What kind of budget are we talking about?
Just a few weeks ago, I sat in a café and overheard a conversation taking place right next to me. Two people were talking about how their travel plans were coming to an end because money was running out.
“India is just so much more expensive than I thought it would be,” one guy said as he sipped a banana lassi.
I flashed back to my discussion with that girl with fire in her eyes, and almost wanted to butt in. I wanted to ask him, “How much were you expecting to pay in India?”
On average, Ben and I spent $44 per day in India. Total. Between TWO PEOPLE. That’s with all our food (and we eat a lot), higher end transportation, and air-conditioned private rooms. That’s daily ice creams and the occasional beer. That’s a morning tea, jewelry, and several meals at organic vegan rooftop restaurants.
We didn’t splurge a ton, but we also didn’t try super hard to stay within a budget.
So I want to ask this young man, “Did you really expect to travel, sip on the occasional banana lassi, and spend less than $22 a day? And if so, where did you get this idea? How much do you feel that the people who make your lassis and clean your hotel rooms should earn?"
I know how it can be when a country is more expensive than I’m planning. I’m usually pretty frustrated, so I can understand where he’s coming from. And although it may sound like it, I’m not upset at him. I genuinely want to know how he thought he’d get by on less money. Was he given this idea after reading a travel blog?
Can traveling on a budget truly be ethical and sustainable?
So here I am, months after this discussion with that girl on the beach in Cambodia, still trying to figure out how I feel about this topic. One thing’s for sure: it’s not cut and dry.
On one hand, being a traveler – no matter how tight of a budget you stick to – means you have disposable income of some sort. In other words, all travelers are privileged, to what degree I can’t ascertain.
But on the other hand, just because my passport says United States of America doesn’t mean it’s right to charge me an exorbitant amount of money when others pay just a fraction for the same thing.
What does all of this mean?
I want to pay fairly for the services and products I buy at home as well as overseas, but I don’t want to be ripped off or taken advantage of. So where does that leave me?
It brings me back to my original question: Is it possible to travel ethically and sustainably on a budget?
Yes, I think so. Paying fair prices should be affordable and possible even for frugal backpackers. Ben and I have been making an effort to do just this for the past 8 months, and you know what? It’s easier than we thought.

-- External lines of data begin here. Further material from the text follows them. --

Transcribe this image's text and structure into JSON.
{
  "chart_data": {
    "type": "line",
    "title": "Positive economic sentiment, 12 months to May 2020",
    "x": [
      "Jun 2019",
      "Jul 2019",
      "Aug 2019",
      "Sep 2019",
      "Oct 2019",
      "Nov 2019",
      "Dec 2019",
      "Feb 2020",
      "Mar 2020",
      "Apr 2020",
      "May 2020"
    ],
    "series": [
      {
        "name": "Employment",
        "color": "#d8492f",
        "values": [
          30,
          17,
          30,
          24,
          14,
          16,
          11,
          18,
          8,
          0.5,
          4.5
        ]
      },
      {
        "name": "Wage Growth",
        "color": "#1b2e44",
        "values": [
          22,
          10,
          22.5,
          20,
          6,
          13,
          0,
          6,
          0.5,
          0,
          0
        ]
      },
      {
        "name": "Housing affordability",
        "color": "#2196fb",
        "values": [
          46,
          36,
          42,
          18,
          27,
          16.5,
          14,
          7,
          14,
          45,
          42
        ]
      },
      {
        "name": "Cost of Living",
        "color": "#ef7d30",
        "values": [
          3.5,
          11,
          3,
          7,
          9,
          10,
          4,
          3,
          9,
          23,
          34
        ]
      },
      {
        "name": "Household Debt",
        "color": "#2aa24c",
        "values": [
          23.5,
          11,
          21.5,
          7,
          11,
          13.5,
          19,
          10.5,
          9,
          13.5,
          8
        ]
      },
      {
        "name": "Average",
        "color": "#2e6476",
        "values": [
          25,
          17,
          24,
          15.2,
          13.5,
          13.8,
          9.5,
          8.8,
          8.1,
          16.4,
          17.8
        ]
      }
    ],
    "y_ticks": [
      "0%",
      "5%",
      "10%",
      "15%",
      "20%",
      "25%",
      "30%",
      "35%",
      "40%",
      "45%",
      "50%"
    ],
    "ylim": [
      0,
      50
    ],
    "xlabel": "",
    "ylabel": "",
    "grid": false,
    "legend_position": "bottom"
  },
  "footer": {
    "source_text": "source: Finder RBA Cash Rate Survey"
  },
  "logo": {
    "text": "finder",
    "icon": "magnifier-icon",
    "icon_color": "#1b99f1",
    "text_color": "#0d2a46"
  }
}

We’ve posted quite a few budget-minded articles that explain how we travel on a budget and how we saved $22,000 each in one year. We have even divulged to readers exactly how much we spend while traveling. Even though the girl from the beginning of this story may not agree with this, we will continue to share our budgeting information. Our intention in sharing this is to show others that traveling can be accessible to anyone. It isn’t only for the rich.
But in spreading this information, we never want to imply that the focus of travel should be on a budget, or that it’s okay to insult people just to save a couple bucks.
I think one of the biggest thing we as travelers need to remember is that we are visitors in another country. Remember that wherever you are, people deserve to be paid a fair wage for their labor. Before your travels, do some research and find out what is a fair price to pay for a service and use that knowledge to barter respectfully.
It’s not always easy, and I’m certainly not perfect in this endeavor. But it’s a learning process, and I can feel myself growing each day. And that's the point after all, isn't it?